Care provider dissatisfaction has become an epidemic problem in the United States. An August 2017 report of a three-year study of 296 clinical facilities showed that providers were increasingly prone to burnout and had perceptions that practicing medicine had become chaotic with the shift to value-based care. Whether it is the dramatic increase in clinical documentation requirements, the new reporting on clinical care metrics, or adapting to a next-generation medical home environment, one conclusion is clear: practicing medicine has become a very complicated endeavor and our care teams are struggling to adapt to the new demands placed upon them.
However, healthcare providers – and the IT teams who support them – can minimize their own risk of burnout and dissatisfaction by adopting protocols that embrace clinical standardization at the point of care and seeking workflows that empower providers and care teams to work at the top of their licenses.

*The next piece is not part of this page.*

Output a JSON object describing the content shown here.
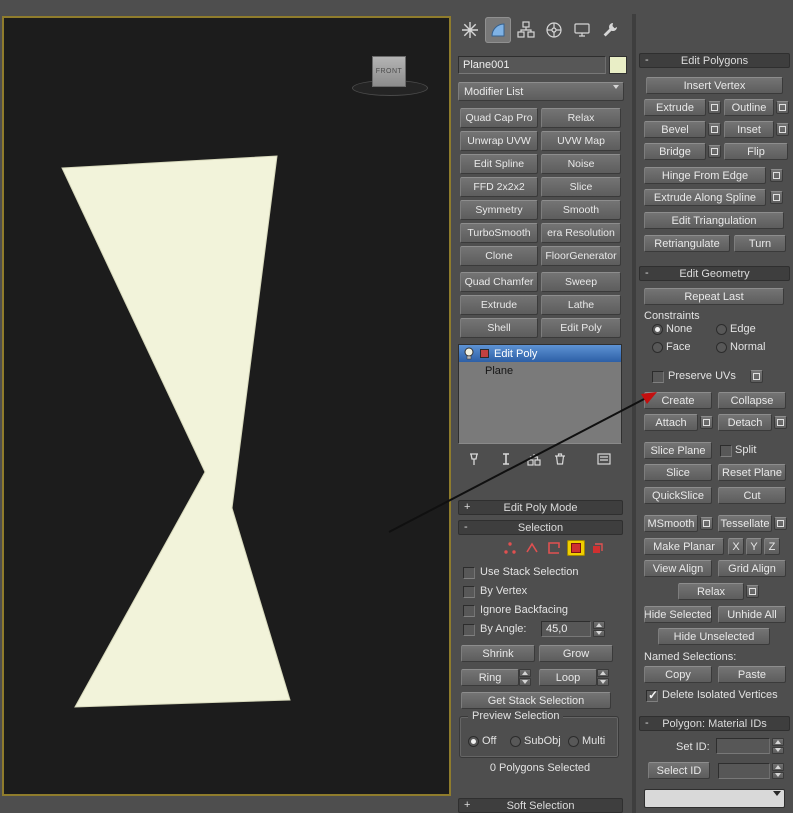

Identifying opportunities for standardization allows care providers to work at the top of their license rather than worry about things like “Who do I contact for IT support at this facility?” or “Where are the gloves in this exam room?” By ensuring uniformity in care environments and workflows, health professionals can more appropriately focus instead on patient care - and find added satisfaction in their work.
The same principles of standardization ring true for connectivity. If diagnostic equipment is set up in such a way that providers use the identical devices in the same way each time, regardless of the facility, room or patient, the provider can spend more time focusing on the patient’s clinical needs. And, if it’s a task that can be automated – like vital signs acquisition – it can save that much more time and reduce unnecessary provider effort on data entry.
Clinical variation at the point of care can also impact outcomes. It has been proven that manual blood pressure readings can have inconsistent results. One research study found that automated capture tends to produce numbers significantly lower than manually taken readings by as much as -10.8/-3.1 mmHg (systolic/diastolic error).
When the data collection process is automated and standardized, consistency and precision is achieved between care sites, equipment and providers. This means increased confidence in the data collected, which ultimately leads to better clinical decisions and patient care.
Like a great chef who takes the time to prepare and set the kitchen with the right tools in the right places before beginning a culinary masterpiece, clinicians also benefit from a setup that enables them to do their best work without thinking about whether the patient can safely access the exam table, the blood pressure was acquired properly, or the vitals data made it to the chart appropriately. A space that facilitates reliable, repeatable and consistent care – and a good experience for both patients and healthcare teams – provides the foundation upon which great clinical care is accomplished.
With standardized workflows and processes in place, it’s easier for healthcare providers and support staff to all work at the top of their licenses. With some effort and optimized task assignments, everyone has the opportunity to work in the most efficient way possible.
For example, consider the review of systems used by medical providers to review medical history. While the clinician needs accurate information to make a diagnosis, that information can be effectively gathered by a medical assistant and entered into an EHR so the clinician is reviewing all relevant information at one time.
Although there is no quick fix to alleviate burnout and improve provider satisfaction, thinking through the role and job requirements of the clinician and healthcare staff – and working to address them with these three tips – can help ensure good outcomes remain the focus and passion of providers. It is essential that we think of these tasks and how they are accomplished, if we are to give back the passion to a profession dedicated to caring for others.